The time to do this is now, so that some future president won't have to. It would be especially awkward for another Democratic president to make the change, thus giving the talking heads -- not to mention Republicans -- the chance to accuse him or her of insulting President Obama's legacy. Instead, Obama can just humbly announce the change by talking about how healthcare reform is bigger than one person. He can do so in the context of a larger address laying out all the ways in which the law has succeeded.
The five-year anniversary of the law's passage would have been a great opportunity to announce a name change, but there will be others. Whenever it makes the announcement, the White House can follow up by putting the word "Americare" all over the place at Healthcare.gov and making sure that every member of the administration as well as every elected Democrat and party official starts using the new name. Certainly, if Republicans can be organized enough to all refer to the "Democrat Party," Democrats can figure out how to use the name "Americare."
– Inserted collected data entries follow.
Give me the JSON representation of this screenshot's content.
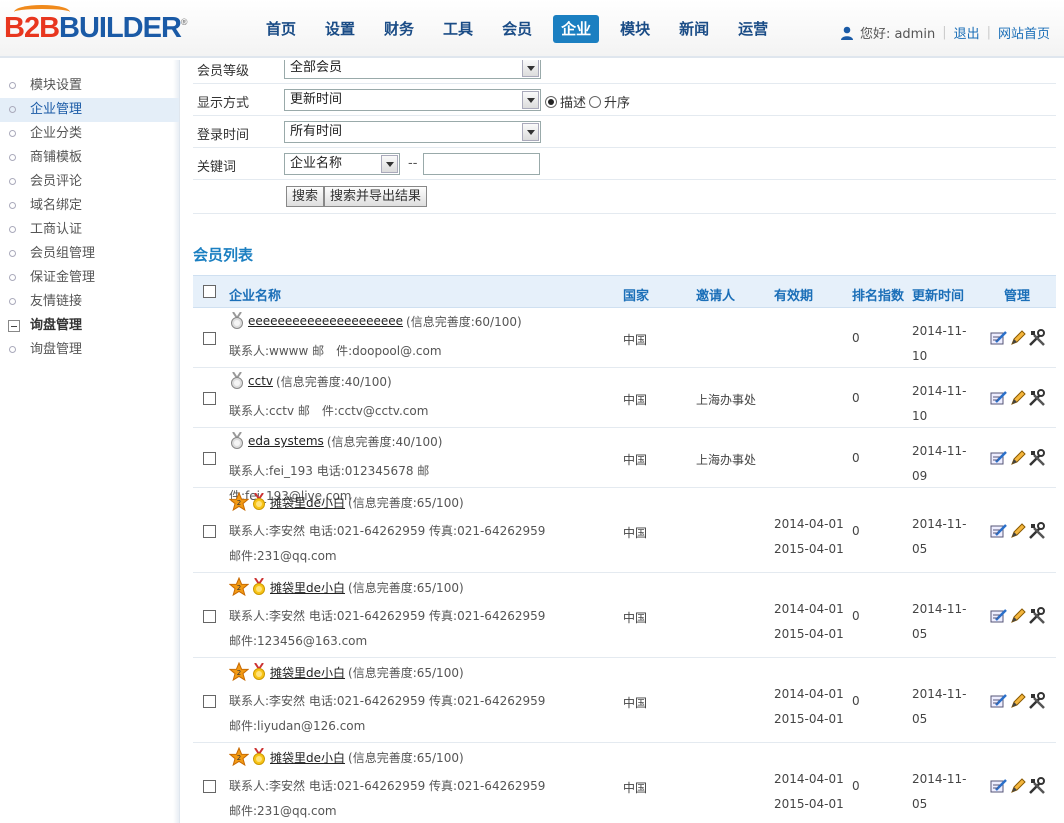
{
  "logo": {
    "b2b": "B2B",
    "builder": "BUILDER",
    "reg": "®"
  },
  "nav": {
    "items": [
      {
        "label": "首页",
        "active": false
      },
      {
        "label": "设置",
        "active": false
      },
      {
        "label": "财务",
        "active": false
      },
      {
        "label": "工具",
        "active": false
      },
      {
        "label": "会员",
        "active": false
      },
      {
        "label": "企业",
        "active": true
      },
      {
        "label": "模块",
        "active": false
      },
      {
        "label": "新闻",
        "active": false
      },
      {
        "label": "运营",
        "active": false
      }
    ]
  },
  "user": {
    "greeting": "您好: admin",
    "logout": "退出",
    "site_home": "网站首页"
  },
  "sidebar": {
    "items": [
      {
        "label": "模块设置"
      },
      {
        "label": "企业管理"
      },
      {
        "label": "企业分类"
      },
      {
        "label": "商铺模板"
      },
      {
        "label": "会员评论"
      },
      {
        "label": "域名绑定"
      },
      {
        "label": "工商认证"
      },
      {
        "label": "会员组管理"
      },
      {
        "label": "保证金管理"
      },
      {
        "label": "友情链接"
      }
    ],
    "group": {
      "label": "询盘管理"
    },
    "group_items": [
      {
        "label": "询盘管理"
      }
    ]
  },
  "filters": {
    "member_level_label": "会员等级",
    "member_level_value": "全部会员",
    "display_label": "显示方式",
    "display_value": "更新时间",
    "order_desc": "描述",
    "order_asc": "升序",
    "login_label": "登录时间",
    "login_value": "所有时间",
    "keyword_label": "关键词",
    "keyword_field": "企业名称",
    "range_sep": "--",
    "search_button": "搜索",
    "export_button": "搜索并导出结果"
  },
  "list": {
    "title": "会员列表",
    "columns": {
      "name": "企业名称",
      "country": "国家",
      "inviter": "邀请人",
      "validity": "有效期",
      "rank": "排名指数",
      "updated": "更新时间",
      "manage": "管理"
    },
    "rows": [
      {
        "name": "eeeeeeeeeeeeeeeeeeeee",
        "completeness": "(信息完善度:60/100)",
        "contact": "联系人:wwww 邮　件:doopool@.com",
        "country": "中国",
        "inviter": "",
        "valid_from": "",
        "valid_to": "",
        "rank": "0",
        "updated": "2014-11-10",
        "vip": false
      },
      {
        "name": "cctv",
        "completeness": "(信息完善度:40/100)",
        "contact": "联系人:cctv 邮　件:cctv@cctv.com",
        "country": "中国",
        "inviter": "上海办事处",
        "valid_from": "",
        "valid_to": "",
        "rank": "0",
        "updated": "2014-11-10",
        "vip": false
      },
      {
        "name": "eda systems",
        "completeness": "(信息完善度:40/100)",
        "contact": "联系人:fei_193 电话:012345678 邮　件:fei_193@live.com",
        "country": "中国",
        "inviter": "上海办事处",
        "valid_from": "",
        "valid_to": "",
        "rank": "0",
        "updated": "2014-11-09",
        "vip": false
      },
      {
        "name": "摊袋里de小白",
        "completeness": "(信息完善度:65/100)",
        "contact": "联系人:李安然 电话:021-64262959 传真:021-64262959 邮件:231@qq.com",
        "country": "中国",
        "inviter": "",
        "valid_from": "2014-04-01",
        "valid_to": "2015-04-01",
        "rank": "0",
        "updated": "2014-11-05",
        "vip": true
      },
      {
        "name": "摊袋里de小白",
        "completeness": "(信息完善度:65/100)",
        "contact": "联系人:李安然 电话:021-64262959 传真:021-64262959 邮件:123456@163.com",
        "country": "中国",
        "inviter": "",
        "valid_from": "2014-04-01",
        "valid_to": "2015-04-01",
        "rank": "0",
        "updated": "2014-11-05",
        "vip": true
      },
      {
        "name": "摊袋里de小白",
        "completeness": "(信息完善度:65/100)",
        "contact": "联系人:李安然 电话:021-64262959 传真:021-64262959 邮件:liyudan@126.com",
        "country": "中国",
        "inviter": "",
        "valid_from": "2014-04-01",
        "valid_to": "2015-04-01",
        "rank": "0",
        "updated": "2014-11-05",
        "vip": true
      },
      {
        "name": "摊袋里de小白",
        "completeness": "(信息完善度:65/100)",
        "contact": "联系人:李安然 电话:021-64262959 传真:021-64262959 邮件:231@qq.com",
        "country": "中国",
        "inviter": "",
        "valid_from": "2014-04-01",
        "valid_to": "2015-04-01",
        "rank": "0",
        "updated": "2014-11-05",
        "vip": true
      }
    ]
  },
  "colors": {
    "accent": "#1b7fc1",
    "nav_text": "#1a4c86",
    "header_bg": "#e6f0fa"
  }
}
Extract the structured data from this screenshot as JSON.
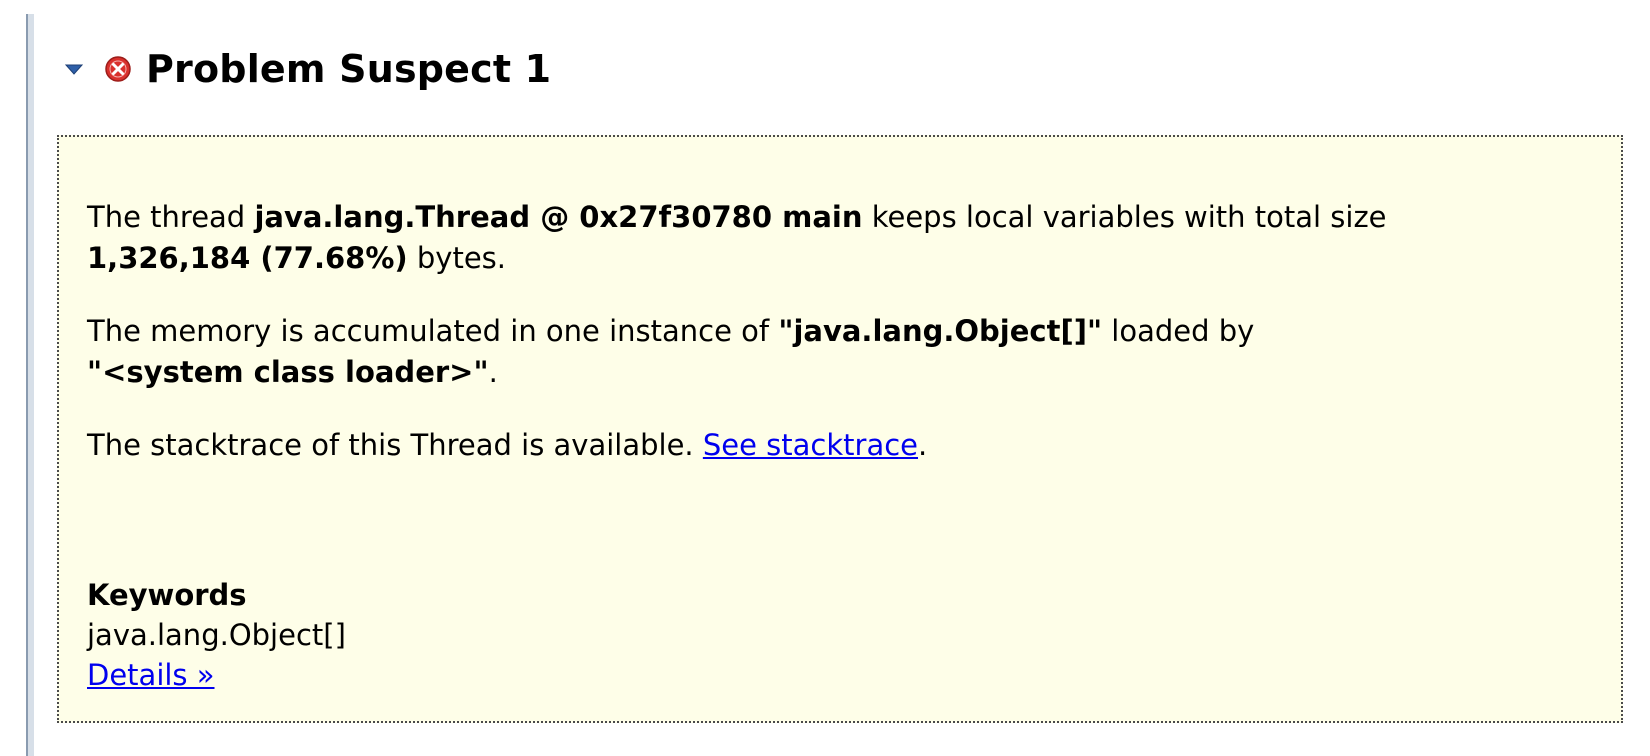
{
  "header": {
    "title": "Problem Suspect 1",
    "toggle_icon": "chevron-down-icon",
    "status_icon": "error-icon",
    "colors": {
      "toggle": "#2e5fa8",
      "error": "#d9302c"
    }
  },
  "panel": {
    "background": "#fefee8",
    "para1": {
      "t1": "The thread ",
      "b1": "java.lang.Thread @ 0x27f30780 main",
      "t2": " keeps local variables with total size ",
      "b2": "1,326,184 (77.68%)",
      "t3": " bytes."
    },
    "para2": {
      "t1": "The memory is accumulated in one instance of ",
      "b1": "\"java.lang.Object[]\"",
      "t2": " loaded by ",
      "b2": "\"<system class loader>\"",
      "t3": "."
    },
    "para3": {
      "t1": "The stacktrace of this Thread is available. ",
      "link": "See stacktrace",
      "t2": "."
    },
    "keywords": {
      "heading": "Keywords",
      "value": "java.lang.Object[]",
      "details_link": "Details »"
    },
    "link_color": "#0000ee"
  }
}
This law isn't going anywhere. Republican Alf Landon ran against FDR in 1936 calling for the repeal of Social Security. He got crushed, and four years later, Republican nominee Wendell Willkie called instead for expanding it. While I don't know that something exactly like that will ever happen with Obamacare -- oops, I mean Americare -- the Republican Party will never succeed in repealing it, even if calls for repeal remain red meat for the right-wing base into the foreseeable future.
So the law will be around. Forget 2045. Think about 2095. In that year, Obamacare will be older than Social Security is now. I can't imagine talking about our "FDR pensions" or something like that, can you? I hope we have improved our healthcare system significantly by that date. I hope the for-profit healthcare industry has gone the way of the Edsel. But whatever system we have, it will need to be called something. I like "Americare."